The regional STEMI–NSTEMI network for the management and treatment of COVID-19 or suspect COVID-19 patients should be characterized by the existence of at least 1 HUB COVID Center with two cath labs, one exclusively for COVID-19 or suspect COVID-19 patients and a dedicated zone and an intensive care unit (not necessarily cardiologic) for the isolation and treatment of COVID-19 or suspect COVID-19 patients and in network with a COVID Unit. If the HUB-COVID Center is not available for COVID-19 or suspect COVID-19 patients, the Spoke Center must alert the catheter room of a HUB-NO COVID Center.

In this case, provisions must be made to transfer the patient to a COVID Unit after the procedure; the cath lab and the rooms utilized will obviously have to undergo sanitization before performing any further procedures. In case of a suspect COVID-19 patient who, of his own accord, refers to the ER of a NO-COVID Center with a H24 cath lab, all safety precautions must be activated, both in the catheter room and along the entire patient’s route, as per local protocol. Subsequently, the patient must be transferred to a COVID Unit or admitted to a specific therapeutic intensive unit (not necessarily cardiological) dedicated to the isolation and treatment of COVID-19 patients. The COVID-19 patient, who comes from a Spoke Center, must be hospitalized after the procedure and then transferred to a COVID Unit in a specific isolation area of the HUB-COVID Center of reference.

Thrombolysis, after a careful evaluation of the risk/benefit ratio can be considered as an alternative to primary PCI in patients with a STEMI, keeping in mind that thrombolysis in COVID-19 patients could worsen the prognosis by causing an onset of disseminated intravascular coagulopathy.
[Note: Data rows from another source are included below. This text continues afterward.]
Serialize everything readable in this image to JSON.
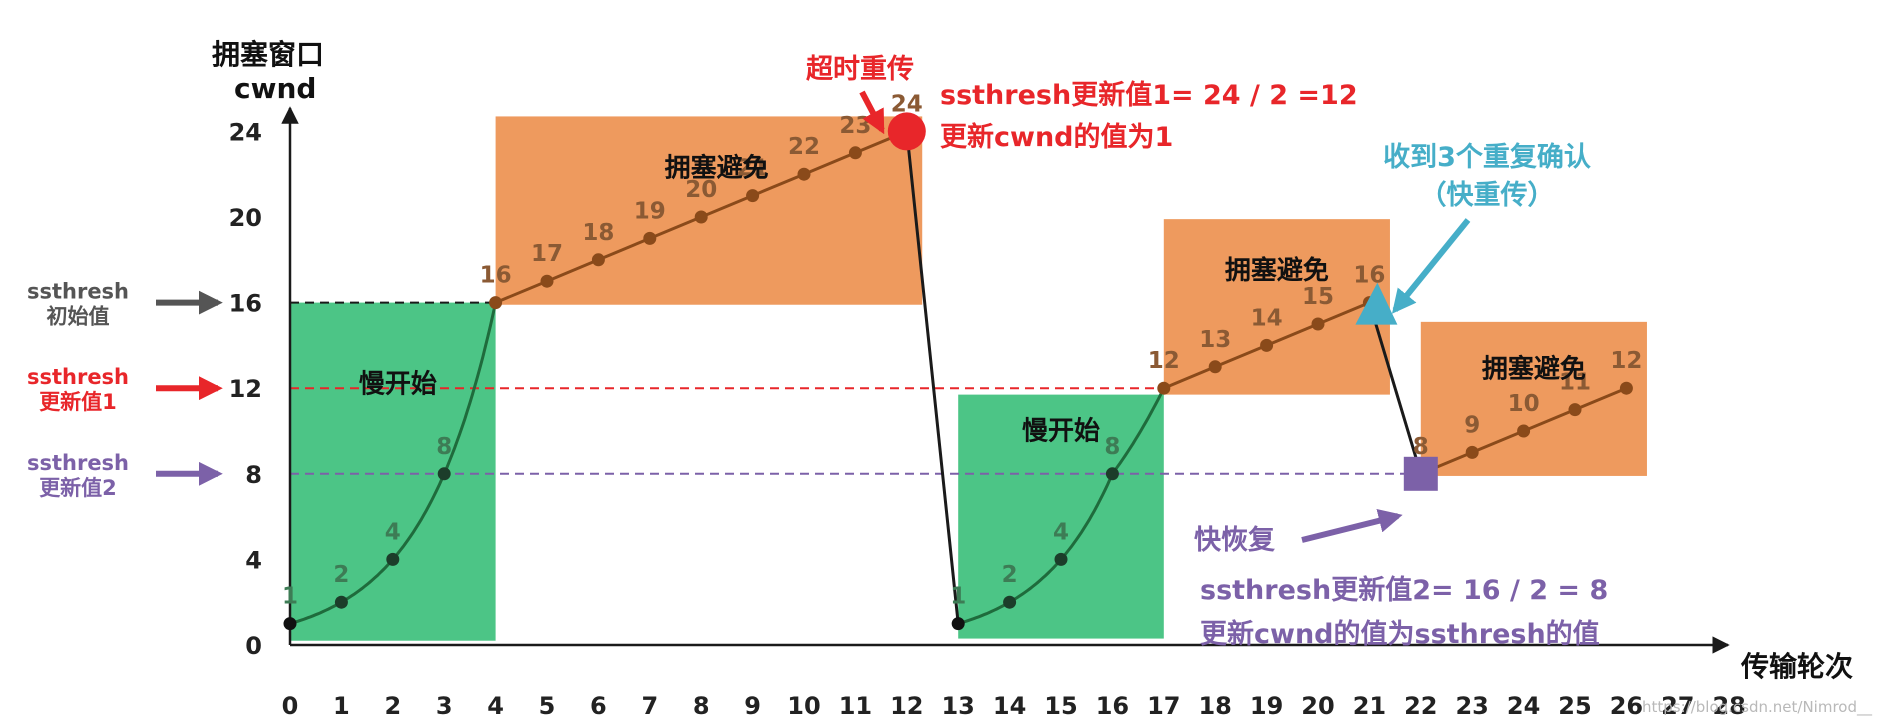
{
  "colors": {
    "slow_start": "#4cc586",
    "avoid": "#ee9a5e",
    "curve_in_avoid": "#8a4a1a",
    "curve_in_slow": "#1f6b3c",
    "black_line": "#1a1a1a",
    "red": "#e8262a",
    "purple": "#7c61a8",
    "teal": "#46aec8",
    "gray": "#555555",
    "avoid_label": "#8b5a34",
    "slow_label": "#3d7c55"
  },
  "chart_data": {
    "type": "line",
    "xlabel": "传输轮次",
    "ylabel_line1": "拥塞窗口",
    "ylabel_line2": "cwnd",
    "x_ticks": [
      "0",
      "1",
      "2",
      "3",
      "4",
      "5",
      "6",
      "7",
      "8",
      "9",
      "10",
      "11",
      "12",
      "13",
      "14",
      "15",
      "16",
      "17",
      "18",
      "19",
      "20",
      "21",
      "22",
      "23",
      "24",
      "25",
      "26",
      "27",
      "28"
    ],
    "y_ticks": [
      "0",
      "4",
      "8",
      "12",
      "16",
      "20",
      "24"
    ],
    "xlim": [
      0,
      28
    ],
    "ylim": [
      0,
      24
    ],
    "series": [
      {
        "x": [
          0,
          1,
          2,
          3,
          4,
          5,
          6,
          7,
          8,
          9,
          10,
          11,
          12,
          13,
          14,
          15,
          16,
          17,
          18,
          19,
          20,
          21,
          22,
          23,
          24,
          25,
          26
        ],
        "values": [
          1,
          2,
          4,
          8,
          16,
          17,
          18,
          19,
          20,
          21,
          22,
          23,
          24,
          1,
          2,
          4,
          8,
          12,
          13,
          14,
          15,
          16,
          8,
          9,
          10,
          11,
          12
        ]
      }
    ],
    "point_labels": [
      "1",
      "2",
      "4",
      "8",
      "16",
      "17",
      "18",
      "19",
      "20",
      "21",
      "22",
      "23",
      "24",
      "1",
      "2",
      "4",
      "8",
      "12",
      "13",
      "14",
      "15",
      "16",
      "8",
      "9",
      "10",
      "11",
      "12"
    ],
    "regions": [
      {
        "kind": "slow",
        "label": "慢开始",
        "x0": 0,
        "x1": 4,
        "y0": 0.2,
        "y1": 16
      },
      {
        "kind": "avoid",
        "label": "拥塞避免",
        "x0": 4,
        "x1": 12.3,
        "y0": 15.9,
        "y1": 24.7
      },
      {
        "kind": "slow",
        "label": "慢开始",
        "x0": 13,
        "x1": 17,
        "y0": 0.3,
        "y1": 11.7
      },
      {
        "kind": "avoid",
        "label": "拥塞避免",
        "x0": 17,
        "x1": 21.4,
        "y0": 11.7,
        "y1": 19.9
      },
      {
        "kind": "avoid",
        "label": "拥塞避免",
        "x0": 22,
        "x1": 26.4,
        "y0": 7.9,
        "y1": 15.1
      }
    ],
    "threshold_lines": [
      {
        "y": 16,
        "x0": 0,
        "x1": 4,
        "color_key": "black_line",
        "label_line1": "ssthresh",
        "label_line2": "初始值",
        "label_color_key": "gray"
      },
      {
        "y": 12,
        "x0": 0,
        "x1": 17,
        "color_key": "red",
        "label_line1": "ssthresh",
        "label_line2": "更新值1",
        "label_color_key": "red"
      },
      {
        "y": 8,
        "x0": 0,
        "x1": 22,
        "color_key": "purple",
        "label_line1": "ssthresh",
        "label_line2": "更新值2",
        "label_color_key": "purple"
      }
    ],
    "events": [
      {
        "name": "timeout",
        "label": "超时重传",
        "x": 12,
        "y": 24,
        "marker": "circle",
        "color_key": "red"
      },
      {
        "name": "dup-ack",
        "label_line1": "收到3个重复确认",
        "label_line2": "（快重传）",
        "x": 21,
        "y": 16,
        "marker": "triangle",
        "color_key": "teal"
      },
      {
        "name": "fast-recovery",
        "label": "快恢复",
        "x": 22,
        "y": 8,
        "marker": "square",
        "color_key": "purple"
      }
    ],
    "notes": {
      "timeout_line1": "ssthresh更新值1= 24 / 2 =12",
      "timeout_line2": "更新cwnd的值为1",
      "recovery_line1": "ssthresh更新值2= 16 / 2 = 8",
      "recovery_line2": "更新cwnd的值为ssthresh的值"
    }
  },
  "watermark": "https://blog.csdn.net/Nimrod__"
}
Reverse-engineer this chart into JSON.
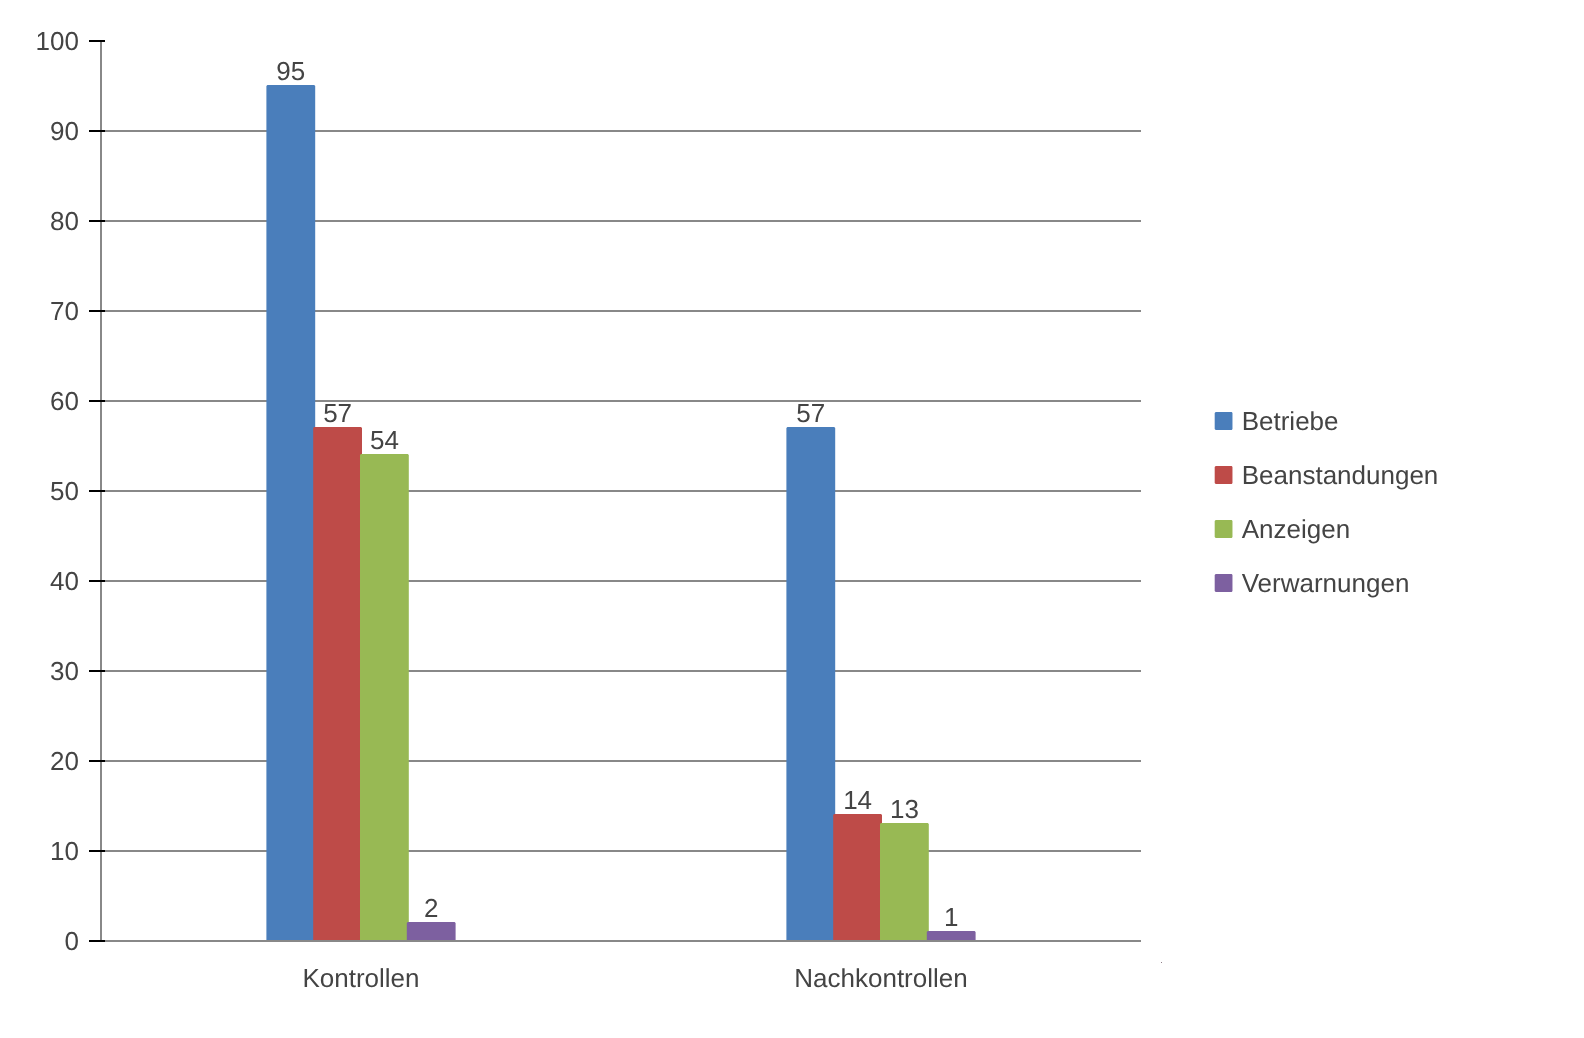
{
  "chart_data": {
    "type": "bar",
    "categories": [
      "Kontrollen",
      "Nachkontrollen"
    ],
    "series": [
      {
        "name": "Betriebe",
        "color": "#4a7ebb",
        "values": [
          95,
          57
        ]
      },
      {
        "name": "Beanstandungen",
        "color": "#be4b48",
        "values": [
          57,
          14
        ]
      },
      {
        "name": "Anzeigen",
        "color": "#98b954",
        "values": [
          54,
          13
        ]
      },
      {
        "name": "Verwarnungen",
        "color": "#7d60a0",
        "values": [
          2,
          1
        ]
      }
    ],
    "ylim": [
      0,
      100
    ],
    "yticks": [
      0,
      10,
      20,
      30,
      40,
      50,
      60,
      70,
      80,
      90,
      100
    ],
    "grid": "y",
    "legend": "right",
    "data_labels": true
  }
}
Therefore, this therapy should be taken into consideration only when a primary PCI cannot be performed within the timeline provided by the guidelines. In suspect intermediate-low risk COVID-19 patients with myocardial infarction without ST-segment elevation (NSTEMI) admitted to a Spoke Centre, and when urgent coronagraphy is indicated, a nasopharyngeal swab or other diagnostic methods like chest radiography, transthoracic computed tomography, must be performed. In case of positive testing for COVID-19, the patient must be transferred to a HUB-COVID Center and subsequently to a COVID-19 Unit. In case of negative testing for COVID-19, the patient can be transferred to a HUB-NO-COVID Center [13].

About 20%-30% of patients positive for COVID-19 suffer from myocardial damage with an increase of troponin, indicating a Type 2 myocardial infarction. Specifically, respiratory distress, multi- organ impairment, and the patient’s age, associated with an increase of troponin. Therefore, in these patients, the risk/benefit ratio of an invasive procedure must be appropriately assessed-especially in patients who do not present haemodynamic instability. In this case, an optimal drug therapy is a reasonable choice, deferring the indication of a coronary angiography to a later stage [14,15].

The Territorial Emergency System personnel provides the results of the electrocardiogram, collects and communicates a detailed anamnesis on any potential contact with persons suffering from COVID-19 and on any suspect symptomatology (cough, cold, fever, dyspnoea, etc.) that the patient has had during the 14 days prior to hospitalization. The same screening must be performed on patients who refer to the ER or are admitted from other centres. All patients must be provided with surgical masks until the diagnosis is determined.